Natürlich nicht. Aber so ist nur ein Außenast des Netzes betroffen, so hart es für die dortigen Anwohner auch ist, und bei der Rüppurrer Straße wäre es fast das ganze Netz. Nur ein Außenast des Straßenbahnnetzes wäre zwar auch am Zündhütle betroffen gewesen, dafür aber auch der Autoverkehr auf der Südtangente-Ost und zudem die Umsteigeverbindungen von/zu diversen Buslinien, die die Bergdörfer bedienen.
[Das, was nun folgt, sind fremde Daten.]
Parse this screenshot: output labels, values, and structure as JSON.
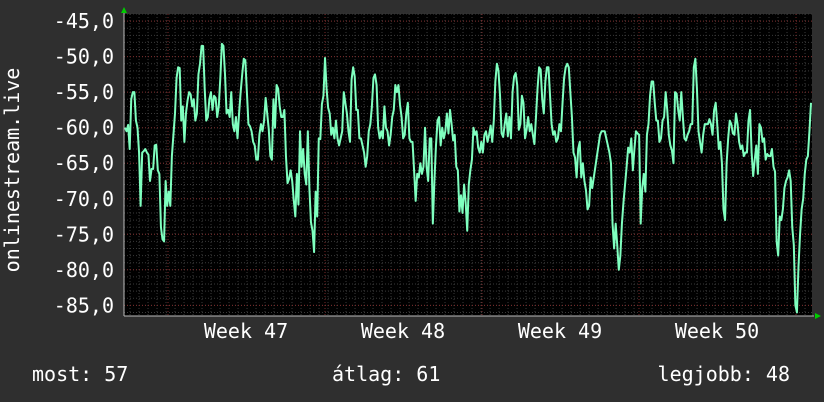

Ältere Fahrgäste, die schlecht zu Fuß sind, gibt es übrigens auch anderswo, auch dort, wo ganz regulär nur eine Buslinie und keine Straßenbahn verkehrt. Trotzdem geht die Welt nicht unter.
 

dob205

aus Karlsruhe, im schwäbischen Exil mit S4-Anbindung
Letztlich sehe ich es auch wie lima, dass das Gutachten sorgfältig gemacht werden muss. Somit muss die VBK nicht auf den Kosten sitzenbleiben, was gerade im Hinblick auf die Taktungen, einer eventuellen Verlegung der 4 in den Stadtbahntunnel im Falle doch ausreichender Kapazität oder einer möglichen Investition für ein CBTC-System, barrierefreiem Ausbau und weiteren Streckenneubauten bei sitzenbleibender Kosten gefährdet wäre.
 

dob205

aus Karlsruhe, im schwäbischen Exil mit S4-Anbindung
Hatten nicht schon lima, svenman und andere das nicht schon vorher klargestellt? Und wenn halt der Gutachter wegen Corona leider noch länger als nötig braucht, dann ist das leider so. Und irgendwelche Schnellschüsse für eventuelle Regressforderungen und dadurch auf den Verkehrsbetrieben sitzenbleibende Kosten sorgt dafür, dass das ganze Netz den Schaden davonträgt statt dass ein einziger Außenast für einige Wochen oder hoffentlich schneller außer Betrieb ist. Dazu ist ja nicht mal die Strecke für immer dicht. Der Gutachter macht sein Zeug und dann wird auch von der VBK im Eiltempo alles gemacht, was auch in der Rüpurrer Straße und am Zündhütle gemacht wurde und bislang hervorragend funktioniert hat.
 
Corona sehe ich da nicht als Grund. Eher das Grundproblem das es für so ein Gutachten nicht viele Experten gibt und davon keiner auf den Anruf der VBK gewartet hat. Daher kann das allein deshalb schon etwas dauern.
 

dob205

aus Karlsruhe, im schwäbischen Exil mit S4-Anbindung
Stimm zu, dass Corona nicht unbedingt der Grund ist, kann aber auch ein möglicher Grund sein.